Wednesday, July 30, 2014

10 days left

I can't believe it's been 90 days since this whole "new me manifesto" started.  I can't say that I've changed a lot so I guess this 100 days thing doesn't really work unless you commit yourself to doing something every day for that time period.  

My husband and I are in the process of selling our current house and buying another one.  The level of stress that this brings to my already fragile existence is insane.  It seems to amplify all the issues that I already have and bring up new issues that I didn't even know existed. 

The freedom of my flex time schedule has meant that I'm the one overseeing the contractors and cleaning the house while my husband goes to work every day.  I already tend to go stir crazy when I overuse my work from home privileges but this is worse than normal.  Not only am I sitting in my house all day, I have endless projects that I need to do to get our house ready to put on the market.  I know it will all be worth it in the end but right now it's making me miserable.  

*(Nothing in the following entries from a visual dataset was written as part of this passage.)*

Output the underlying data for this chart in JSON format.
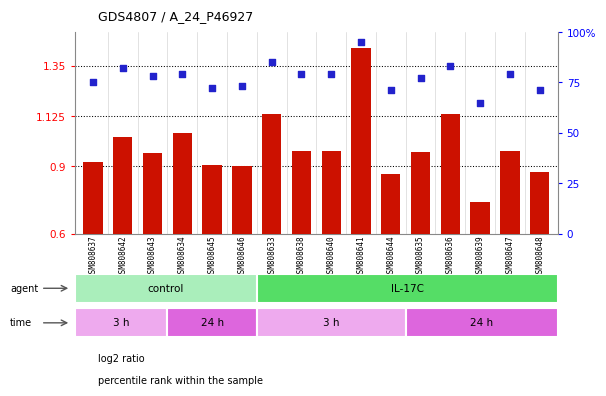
{
  "title": "GDS4807 / A_24_P46927",
  "samples": [
    "GSM808637",
    "GSM808642",
    "GSM808643",
    "GSM808634",
    "GSM808645",
    "GSM808646",
    "GSM808633",
    "GSM808638",
    "GSM808640",
    "GSM808641",
    "GSM808644",
    "GSM808635",
    "GSM808636",
    "GSM808639",
    "GSM808647",
    "GSM808648"
  ],
  "log2_ratio": [
    0.92,
    1.03,
    0.96,
    1.05,
    0.905,
    0.9,
    1.135,
    0.97,
    0.97,
    1.43,
    0.865,
    0.965,
    1.135,
    0.74,
    0.97,
    0.875
  ],
  "percentile": [
    75,
    82,
    78,
    79,
    72,
    73,
    85,
    79,
    79,
    95,
    71,
    77,
    83,
    65,
    79,
    71
  ],
  "ylim_left": [
    0.6,
    1.5
  ],
  "ylim_right": [
    0,
    100
  ],
  "yticks_left": [
    0.6,
    0.9,
    1.125,
    1.35
  ],
  "yticks_right": [
    0,
    25,
    50,
    75,
    100
  ],
  "ytick_labels_left": [
    "0.6",
    "0.9",
    "1.125",
    "1.35"
  ],
  "ytick_labels_right": [
    "0",
    "25",
    "50",
    "75",
    "100%"
  ],
  "hlines": [
    0.9,
    1.125,
    1.35
  ],
  "bar_color": "#cc1100",
  "dot_color": "#2222cc",
  "agent_groups": [
    {
      "label": "control",
      "start": 0,
      "end": 6,
      "color": "#aaeebb"
    },
    {
      "label": "IL-17C",
      "start": 6,
      "end": 16,
      "color": "#55dd66"
    }
  ],
  "time_groups": [
    {
      "label": "3 h",
      "start": 0,
      "end": 3,
      "color": "#eeaaee"
    },
    {
      "label": "24 h",
      "start": 3,
      "end": 6,
      "color": "#dd66dd"
    },
    {
      "label": "3 h",
      "start": 6,
      "end": 11,
      "color": "#eeaaee"
    },
    {
      "label": "24 h",
      "start": 11,
      "end": 16,
      "color": "#dd66dd"
    }
  ]
}
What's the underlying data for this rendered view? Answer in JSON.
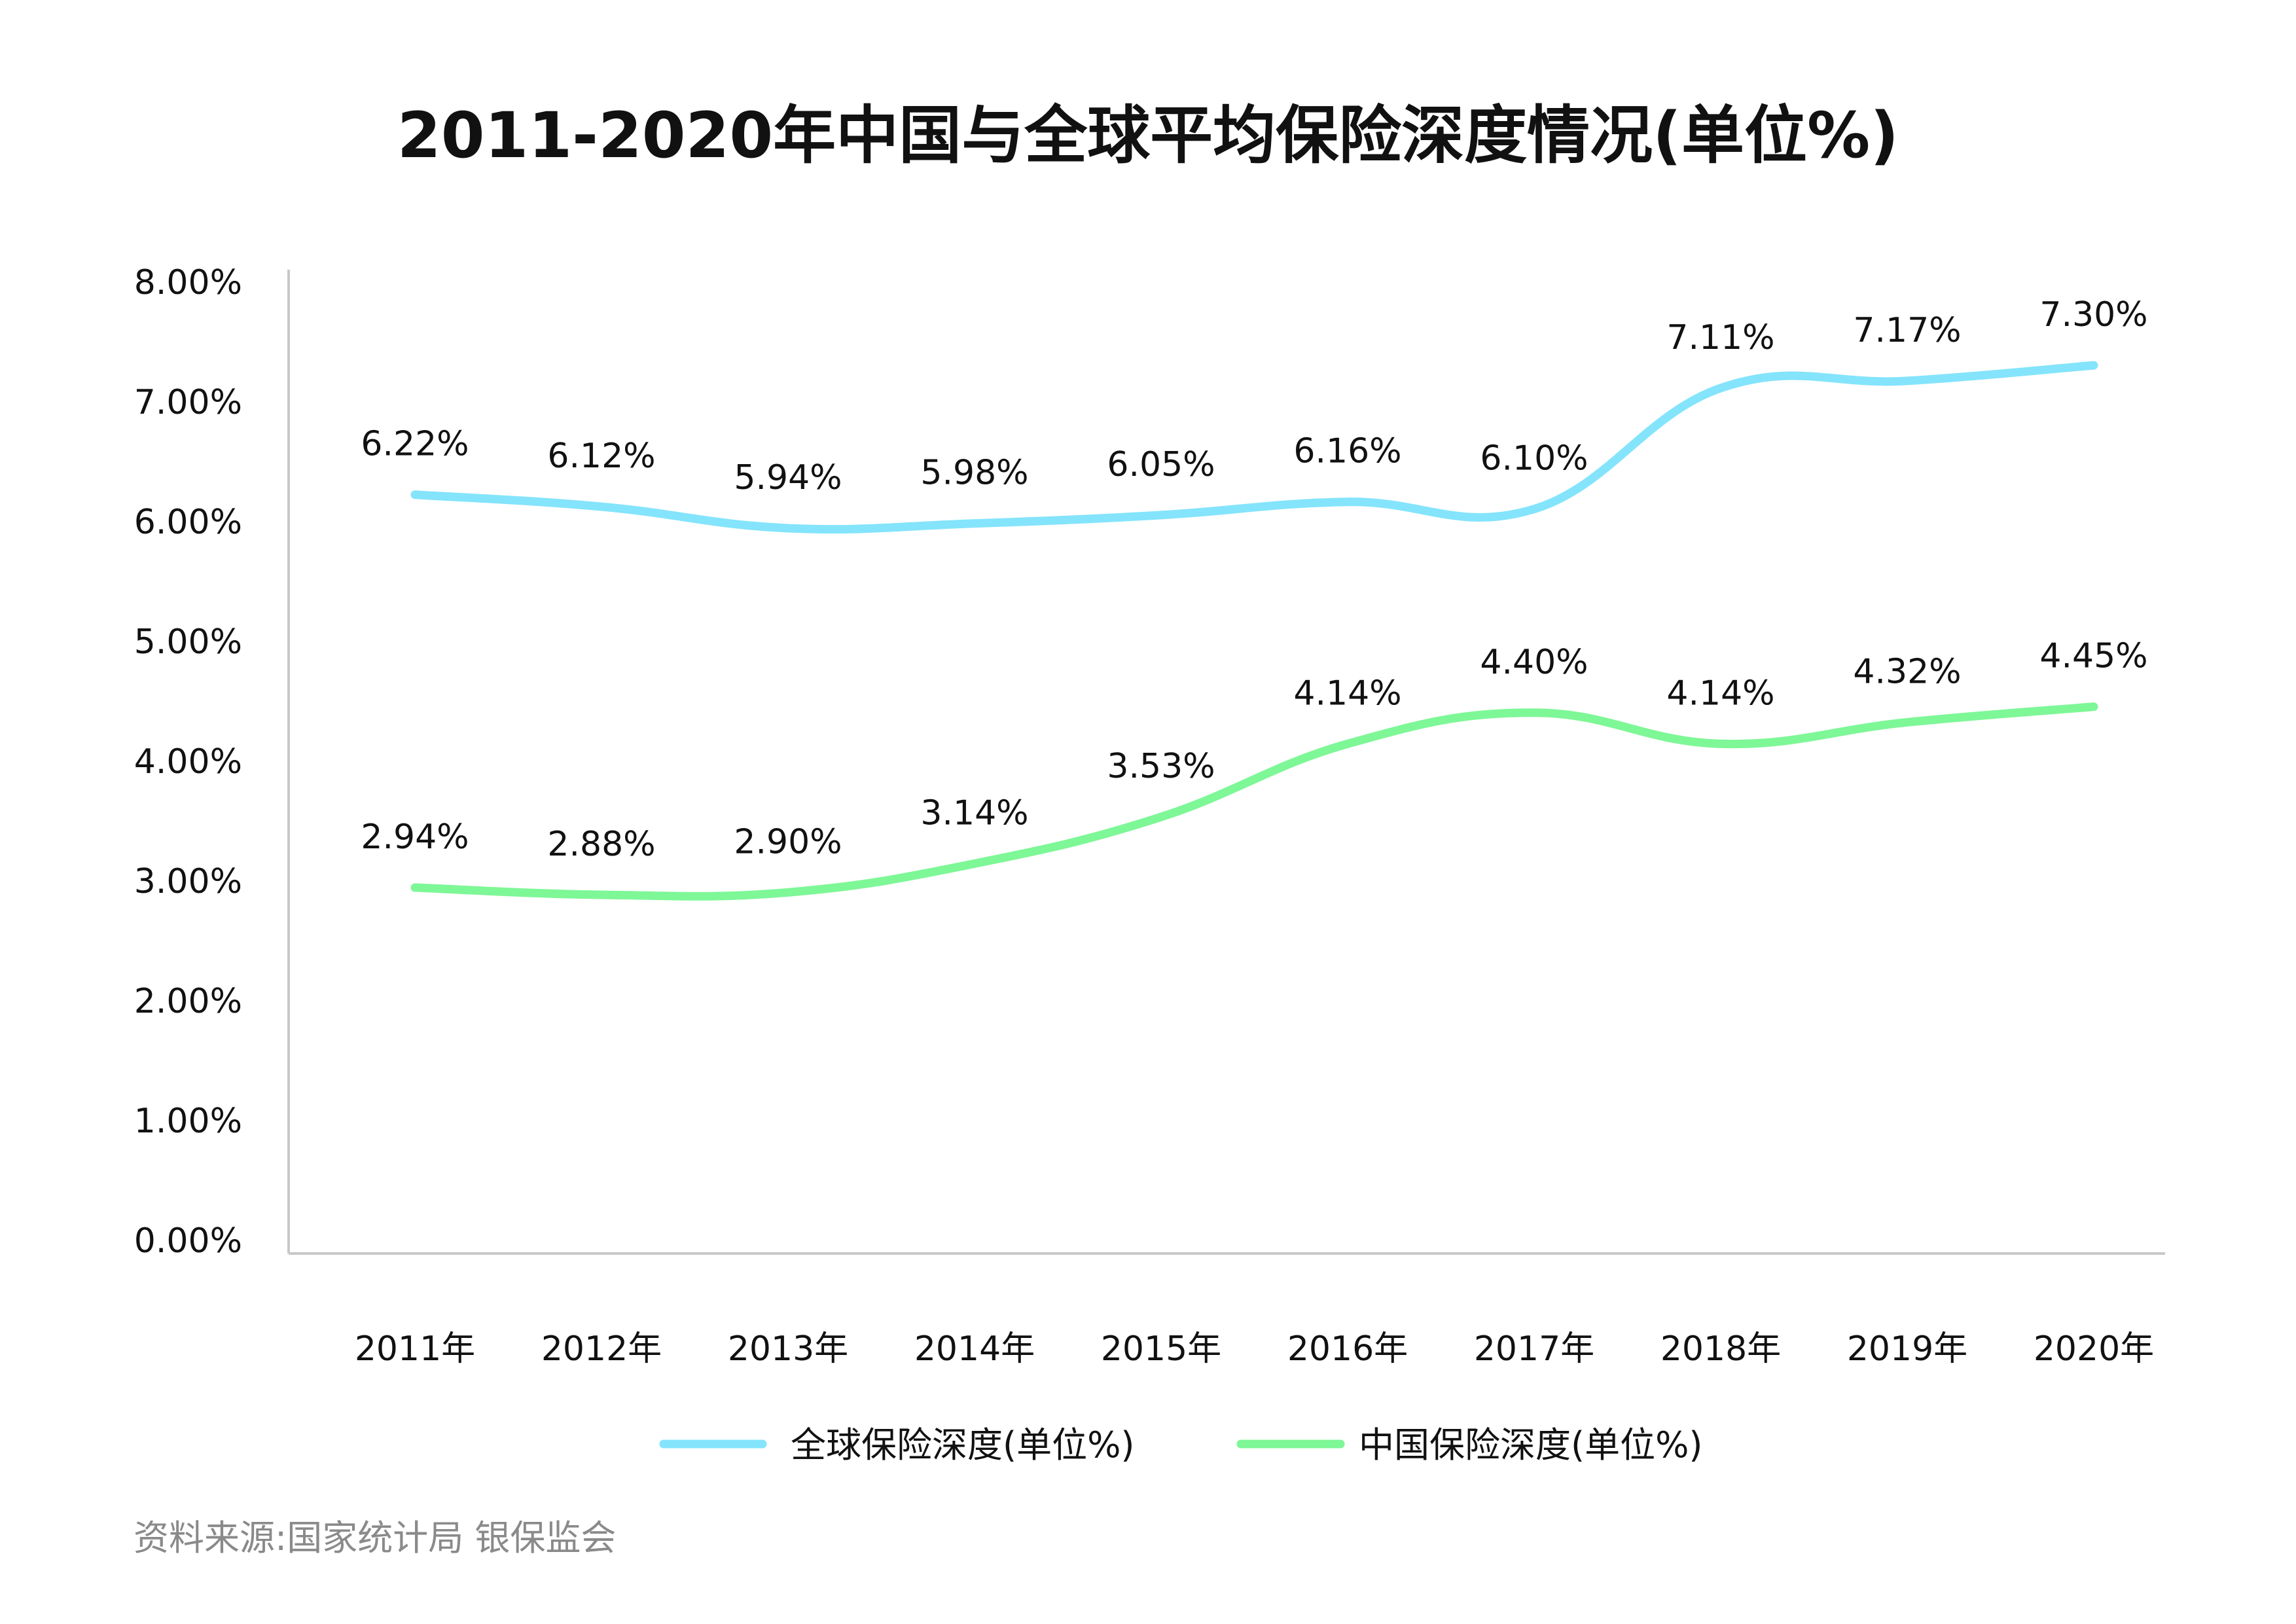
{
  "chart_data": {
    "type": "line",
    "title": "2011-2020年中国与全球平均保险深度情况(单位%)",
    "categories": [
      "2011年",
      "2012年",
      "2013年",
      "2014年",
      "2015年",
      "2016年",
      "2017年",
      "2018年",
      "2019年",
      "2020年"
    ],
    "series": [
      {
        "name": "全球保险深度(单位%)",
        "color": "#84E4FC",
        "values": [
          6.22,
          6.12,
          5.94,
          5.98,
          6.05,
          6.16,
          6.1,
          7.11,
          7.17,
          7.3
        ],
        "labels": [
          "6.22%",
          "6.12%",
          "5.94%",
          "5.98%",
          "6.05%",
          "6.16%",
          "6.10%",
          "7.11%",
          "7.17%",
          "7.30%"
        ]
      },
      {
        "name": "中国保险深度(单位%)",
        "color": "#7EF797",
        "values": [
          2.94,
          2.88,
          2.9,
          3.14,
          3.53,
          4.14,
          4.4,
          4.14,
          4.32,
          4.45
        ],
        "labels": [
          "2.94%",
          "2.88%",
          "2.90%",
          "3.14%",
          "3.53%",
          "4.14%",
          "4.40%",
          "4.14%",
          "4.32%",
          "4.45%"
        ]
      }
    ],
    "ylim": [
      0,
      8
    ],
    "yticks": [
      "0.00%",
      "1.00%",
      "2.00%",
      "3.00%",
      "4.00%",
      "5.00%",
      "6.00%",
      "7.00%",
      "8.00%"
    ],
    "smooth": true,
    "grid": false,
    "legend": "bottom",
    "source": "资料来源:国家统计局 银保监会"
  }
}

Positive thought for the day: Packing and storing our stuff has helped us get rid of a lot of junk.  It's kind of freeing to get rid of clutter and exciting to think about buying new furniture.  I struggle to throw things out sometimes because I love the idea of re-purposing everything.  I rarely have time to follow through with those projects so I end up with a lot of piles of half finished projects and I stress over not getting those projects done.  As hard as it is to let go of some of these projects, it's a relief too.  

Goals for tomorrow: Carve out some me time before/after the contractors so I don't feel so trapped.  Plan my day over breakfast so I don't get derailed trying to do a million things.  Ask my husband for help/support.